Drei Wochen brauchte der Künstler und Restaurator Josef Miosek, um das Friedhofkreuz in Brixlegg wieder erstrahlen zu lassen.
BRIXLEGG Am Mittwoch, 23. Mai wurde das Kreuz wieder aufgestellt. Zwölf Männer der Schützenkompanie, mit Obmann Hermann Thumer und Hauptmann Alois Haberl, installierten das Kreuz wieder am vorgesehenen Platz. Die Schrift des Marmorsockels wird Josef Miosek demnächst nachziehen. Der Brixlegger Friedhof wurde bereits mehrere Male erweitert. Die jetzige Christusfigur stammt von einem Wildschönauer Schnitzer, der nach Dreizehnlinden auswanderte. Der Platz vor dem Friedhofskreuz wird gerne genützt, wenn Verstorbene verabschiedet werden oder wenn anlässlich einer Feierlichkeit ein Kranz niedergelegt wird.
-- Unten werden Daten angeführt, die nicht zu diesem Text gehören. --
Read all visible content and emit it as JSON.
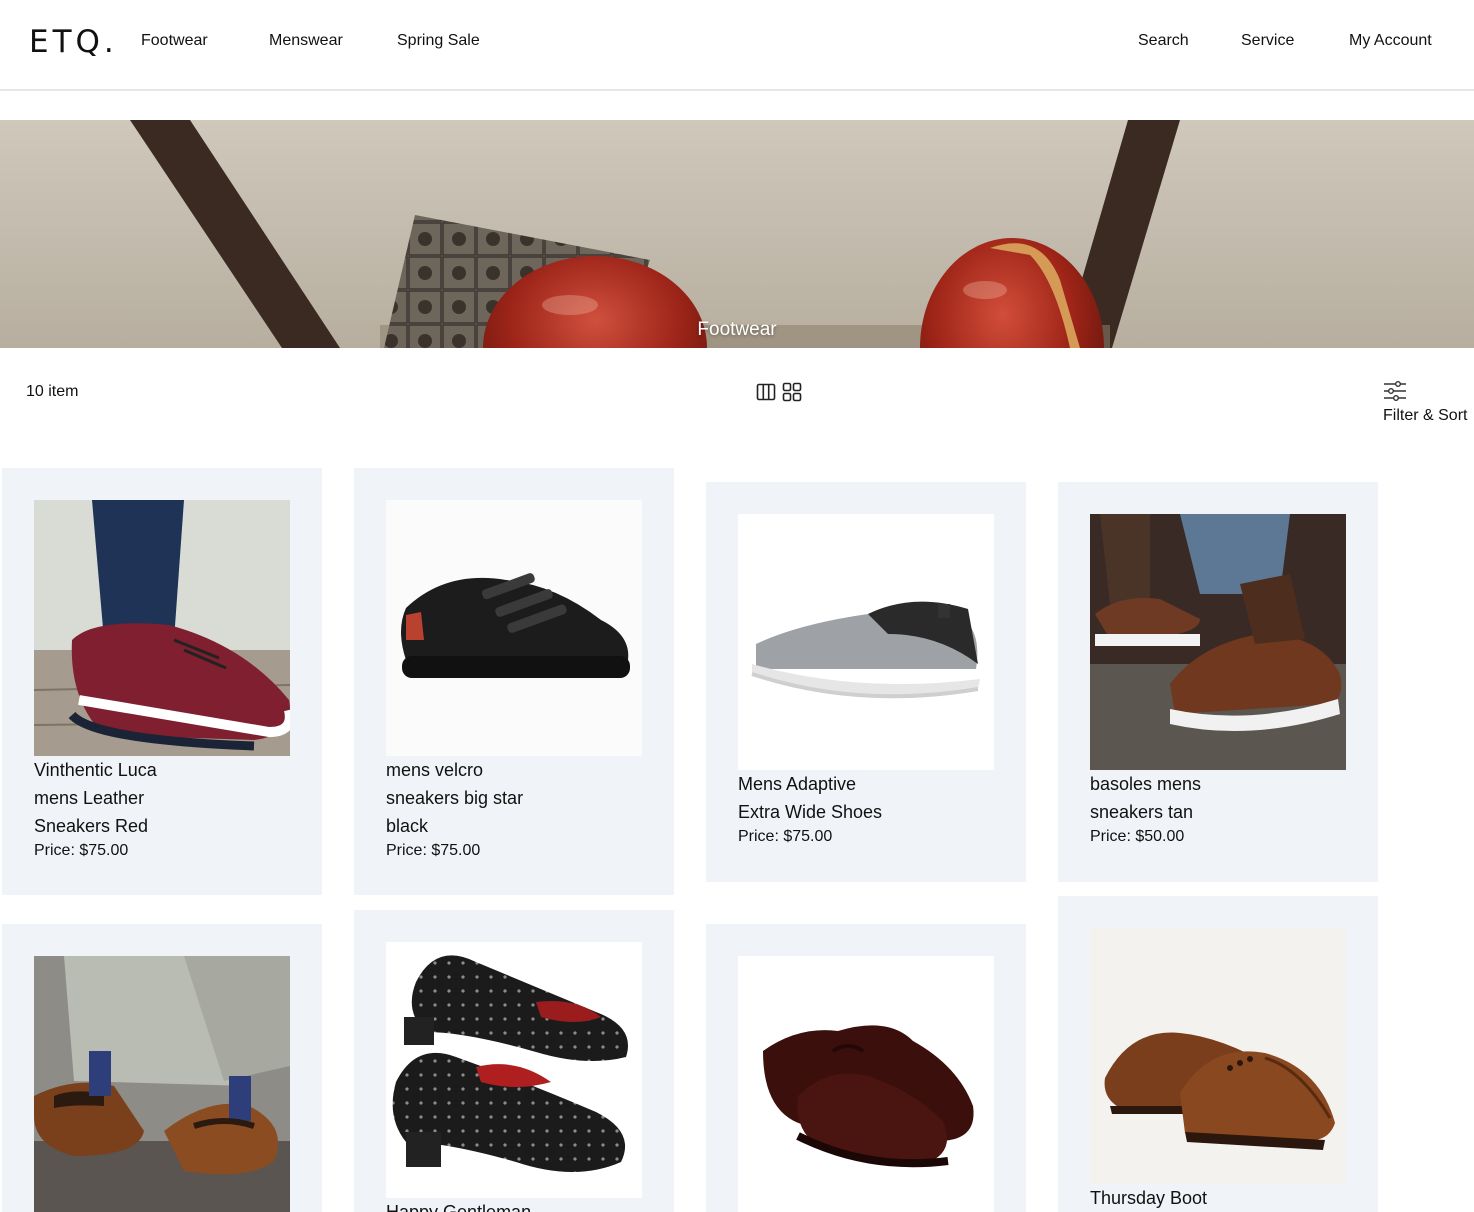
{
  "brand": {
    "logo": "ETQ."
  },
  "nav": {
    "left": [
      "Footwear",
      "Menswear",
      "Spring Sale"
    ],
    "right": [
      "Search",
      "Service",
      "My Account"
    ]
  },
  "hero": {
    "title": "Footwear"
  },
  "toolbar": {
    "item_count": "10 item",
    "filter_sort": "Filter & Sort",
    "view_options": [
      "three-column-grid-icon",
      "two-by-two-grid-icon"
    ]
  },
  "products": [
    {
      "name": "Vinthentic Luca mens Leather Sneakers Red",
      "price": "Price: $75.00"
    },
    {
      "name": "mens velcro sneakers big star black",
      "price": "Price: $75.00"
    },
    {
      "name": "Mens Adaptive Extra Wide Shoes",
      "price": "Price: $75.00"
    },
    {
      "name": "basoles mens sneakers tan",
      "price": "Price: $50.00"
    },
    {
      "name": "",
      "price": ""
    },
    {
      "name": "Happy Gentleman",
      "price": ""
    },
    {
      "name": "",
      "price": ""
    },
    {
      "name": "Thursday Boot",
      "price": ""
    }
  ],
  "colors": {
    "card_background": "#f0f4f8",
    "header_border": "#e5e7eb",
    "text": "#111111"
  }
}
Die Brixlegger Schützenkompanie mit ihrem Kurator, in Person von Pfarrer Roland Frühauf, ist stets bemüht, Kulturgüter zu erhalten oder auszubessern. Zudem stellte die Schützenkompanie Bänke auf dem Weg zur Hochkapelle auf. Die Leistungen der Schützen sind ehrenamtlich. Freiwillige Spenden werden gerne angenommen.